The story begins with a young Episcopal priest getting his lights dashed by Tim Van Shrimpy, “Bible Scholar.” The reason Van Shrimpy is rampaging around beating up people is still unclear to me, but realism was sold out when this tale was typed up. Ted Strongbow is a football superstar with few real skills (wait, is this part straight-up parody of actual people?). Rev. Lewis Ironsides has written the book Exactly How to Look and Exactly What to Say If You Want to Marry My Daughter Carol-Anne, which, he says, isn’t exactly arranging her marriage, but it’s a hot item among controlling homeschool moms with eligible sons.

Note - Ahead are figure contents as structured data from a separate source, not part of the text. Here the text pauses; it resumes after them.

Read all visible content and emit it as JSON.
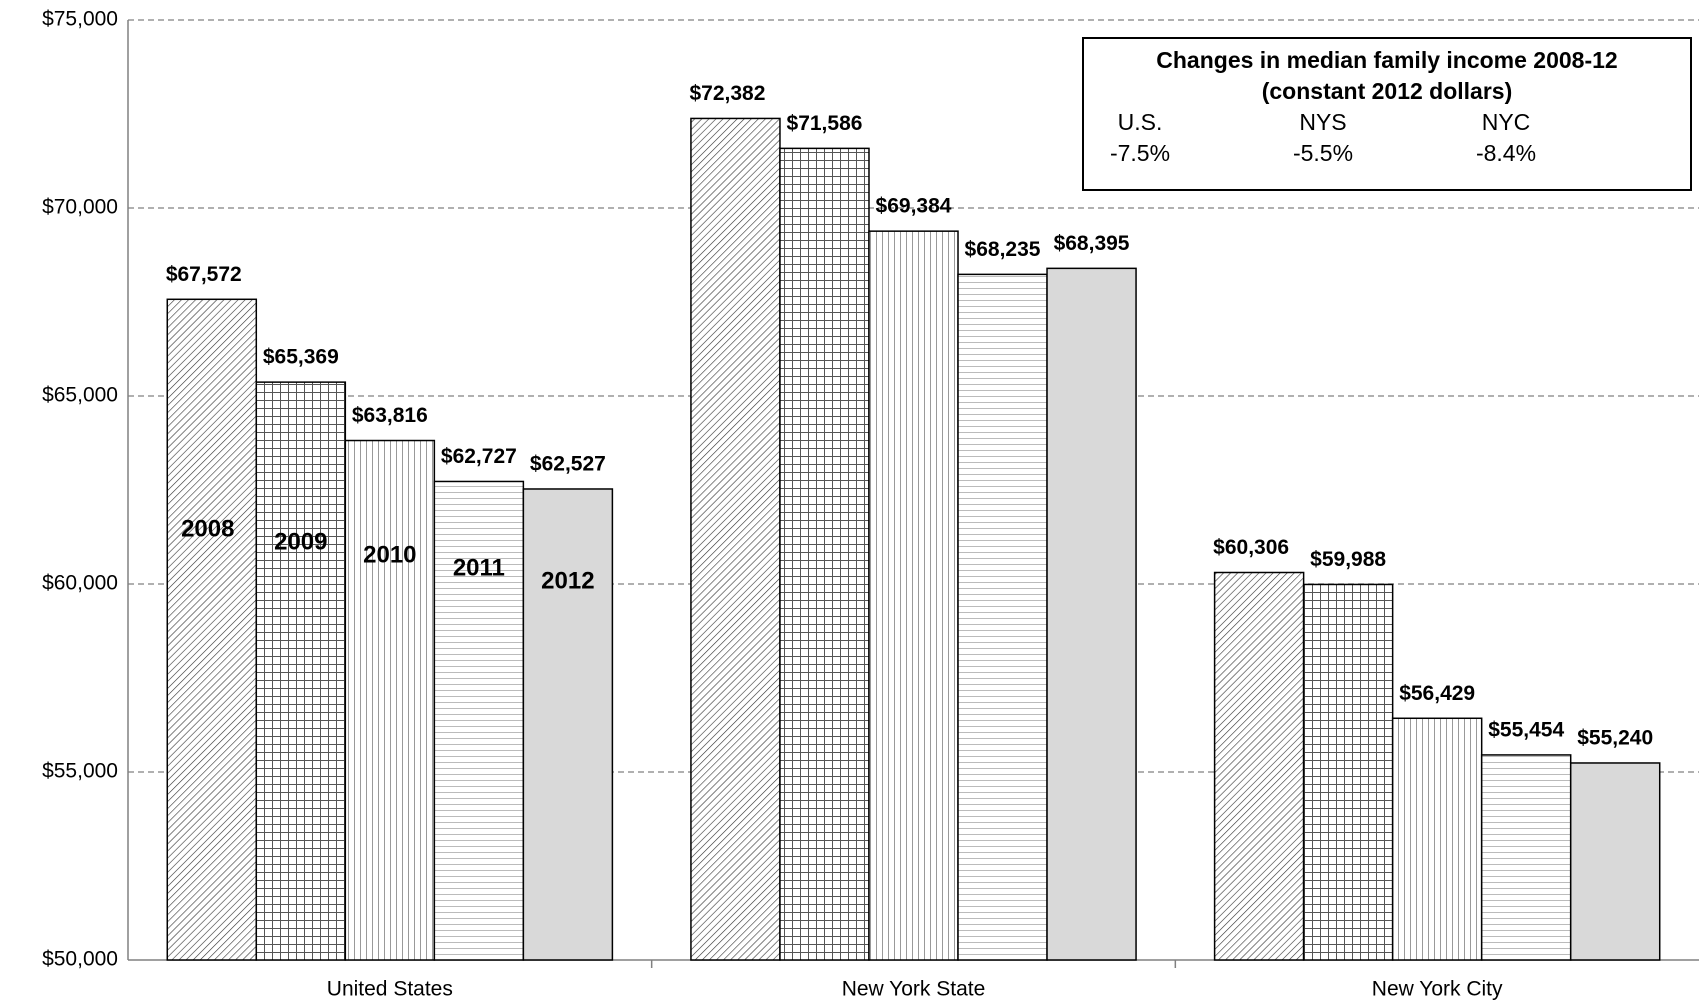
{
  "chart_data": {
    "type": "bar",
    "categories": [
      "United States",
      "New York State",
      "New York City"
    ],
    "series": [
      {
        "name": "2008",
        "color": "#ffffff",
        "pattern": "diagonal",
        "values": [
          67572,
          72382,
          60306
        ],
        "value_labels": [
          "$67,572",
          "$72,382",
          "$60,306"
        ]
      },
      {
        "name": "2009",
        "color": "#ffffff",
        "pattern": "grid",
        "values": [
          65369,
          71586,
          59988
        ],
        "value_labels": [
          "$65,369",
          "$71,586",
          "$59,988"
        ]
      },
      {
        "name": "2010",
        "color": "#ffffff",
        "pattern": "vertical",
        "values": [
          63816,
          69384,
          56429
        ],
        "value_labels": [
          "$63,816",
          "$69,384",
          "$56,429"
        ]
      },
      {
        "name": "2011",
        "color": "#ffffff",
        "pattern": "horizontal",
        "values": [
          62727,
          68235,
          55454
        ],
        "value_labels": [
          "$62,727",
          "$68,235",
          "$55,454"
        ]
      },
      {
        "name": "2012",
        "color": "#d9d9d9",
        "pattern": "solid",
        "values": [
          62527,
          68395,
          55240
        ],
        "value_labels": [
          "$62,527",
          "$68,395",
          "$55,240"
        ]
      }
    ],
    "ylim": [
      50000,
      75000
    ],
    "yticks": [
      {
        "value": 50000,
        "label": "$50,000"
      },
      {
        "value": 55000,
        "label": "$55,000"
      },
      {
        "value": 60000,
        "label": "$60,000"
      },
      {
        "value": 65000,
        "label": "$65,000"
      },
      {
        "value": 70000,
        "label": "$70,000"
      },
      {
        "value": 75000,
        "label": "$75,000"
      }
    ],
    "grid": true,
    "annotation": {
      "title": [
        "Changes in median family income 2008-12",
        "(constant 2012 dollars)"
      ],
      "items": [
        {
          "label": "U.S.",
          "text": "-7.5%"
        },
        {
          "label": "NYS",
          "text": "-5.5%"
        },
        {
          "label": "NYC",
          "text": "-8.4%"
        }
      ]
    }
  }
}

It takes place in a world that has The Honorable Philip Yancey Hospital housed within the Dynex/Lifeway/Excellence in Christian Publishing Kilometer High Stadium, home to the Denver Values football team (Strongbow’s team). The story takes up a whole handful of characters in short, often choppy, scenes that flow together just like the end-times thrillers it intends to skewer. What is bringing all these people together? Their loyalty of dispensational end-times teaching and the belief that they need to be in place before the rapture occurs. But are they mobilizing to be in place to usher in or ward off the rapture?

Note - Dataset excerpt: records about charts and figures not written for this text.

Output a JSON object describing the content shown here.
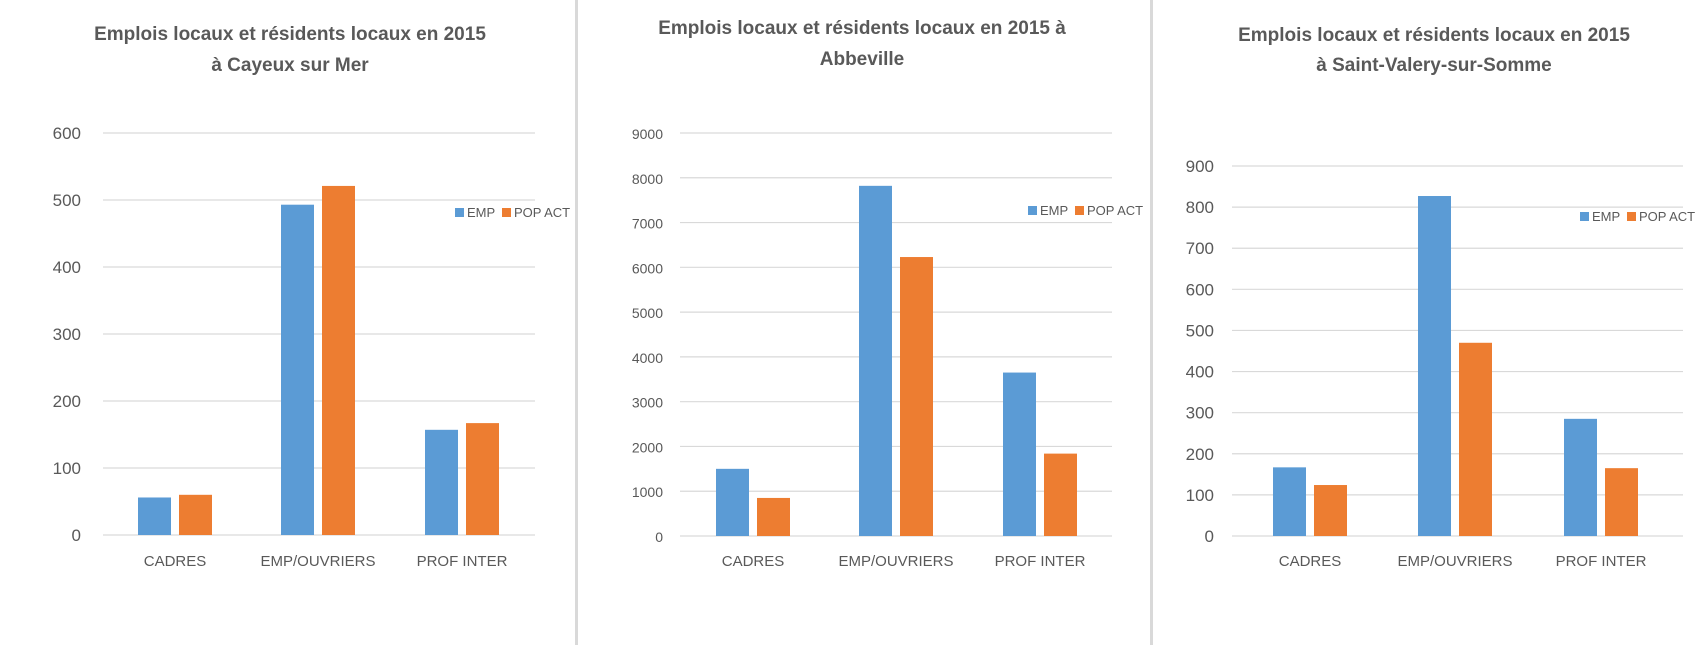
{
  "colors": {
    "EMP": "#5b9bd5",
    "POP ACT": "#ed7d31",
    "grid": "#d9d9d9",
    "text": "#595959"
  },
  "chart_data": [
    {
      "type": "bar",
      "title": [
        "Emplois locaux et résidents locaux en 2015",
        "à Cayeux sur Mer"
      ],
      "categories": [
        "CADRES",
        "EMP/OUVRIERS",
        "PROF INTER"
      ],
      "series": [
        {
          "name": "EMP",
          "values": [
            56,
            493,
            157
          ]
        },
        {
          "name": "POP ACT",
          "values": [
            60,
            521,
            167
          ]
        }
      ],
      "ylim": [
        0,
        600
      ],
      "yticks": [
        0,
        100,
        200,
        300,
        400,
        500,
        600
      ],
      "legend": "right",
      "grid": true
    },
    {
      "type": "bar",
      "title": [
        "Emplois locaux et résidents locaux en 2015 à",
        "Abbeville"
      ],
      "categories": [
        "CADRES",
        "EMP/OUVRIERS",
        "PROF INTER"
      ],
      "series": [
        {
          "name": "EMP",
          "values": [
            1500,
            7820,
            3650
          ]
        },
        {
          "name": "POP ACT",
          "values": [
            850,
            6230,
            1840
          ]
        }
      ],
      "ylim": [
        0,
        9000
      ],
      "yticks": [
        0,
        1000,
        2000,
        3000,
        4000,
        5000,
        6000,
        7000,
        8000,
        9000
      ],
      "legend": "right",
      "grid": true
    },
    {
      "type": "bar",
      "title": [
        "Emplois locaux et résidents locaux en 2015",
        "à Saint-Valery-sur-Somme"
      ],
      "categories": [
        "CADRES",
        "EMP/OUVRIERS",
        "PROF INTER"
      ],
      "series": [
        {
          "name": "EMP",
          "values": [
            167,
            827,
            285
          ]
        },
        {
          "name": "POP ACT",
          "values": [
            124,
            470,
            165
          ]
        }
      ],
      "ylim": [
        0,
        900
      ],
      "yticks": [
        0,
        100,
        200,
        300,
        400,
        500,
        600,
        700,
        800,
        900
      ],
      "legend": "right",
      "grid": true
    }
  ]
}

All of this may lead you to think this is a humorous, perhaps harsh, criticism of dispensationalism, but I assure you it’s only a light poke in the ribs. Look at me. I have my serious face on when I say this is a very silly book. The closest line you get to deep theology is this internal question from one character “If you’ve already missed the dead being raptured and then you die during the main rapture, is it possible to fall through the cracks?” This book can’t even take itself seriously much less present a serious theological thought, so don’t worry about coming across any real jabs at pretribulationism and related theology.

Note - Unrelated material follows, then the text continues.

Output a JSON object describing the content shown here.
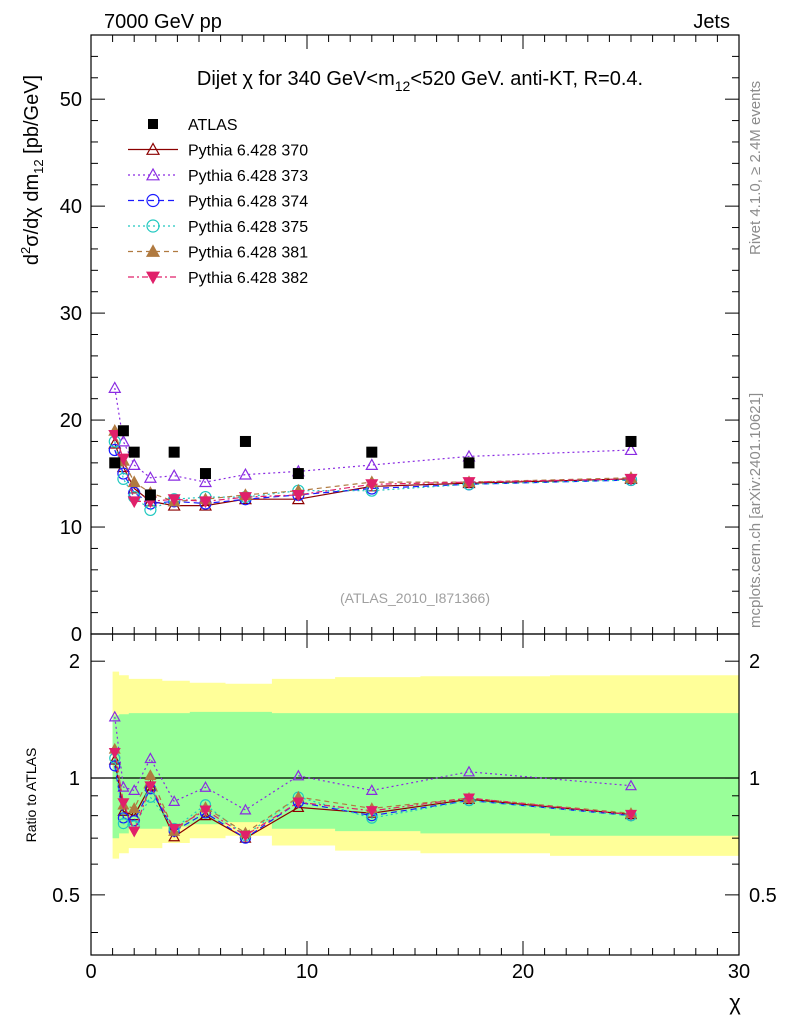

If you are dispensational premil in your escatology, reformed in your soteriology, not reformed in your soteriology, a third string quarterback with a chiseled jaw, a football coach, ever been a member of a tribulation club or any other person in the world and you do not have a sense of humor then caveat emptor. Otherwise, if you don’t take yourself too seriously then you will love this book. This book can best be described as a rapture themed comedy, drama, sports, suspense, Amish romance, semi-biographical, historic, prophetic, action thriller. I know that may sound odd, but to quote the book “It all makes sense in a weird kind of way.” While reading this soon-to-be modern classic I laughed, I cried I threw up in my mouth a bit. (On second thought it may not be the book’s fault that I cried.) I learned the sound an exploding grenade makes when a young college kid heroically lands on it to save his love. (Spoiler alter It’s BWAWPH!!!) I will wait with much anticipation for the audio book version to be released. Though I have no inside knowledge, I would imagine it will be read deadpan by the authors and special guests much like they do with a certain tweeters offerings on the Gut Check podcast. (Side note also do not go check out the podcast if you take yourself overly serious.) On that note I end with a personal note to the authors “Thanks for a great rapture.”
Michael Woodard
@RMichaelWoodard
Lt. Col. Gut Check Army (I took the liberty of giving myself a raise in rank after that review. Hope that’s okay.)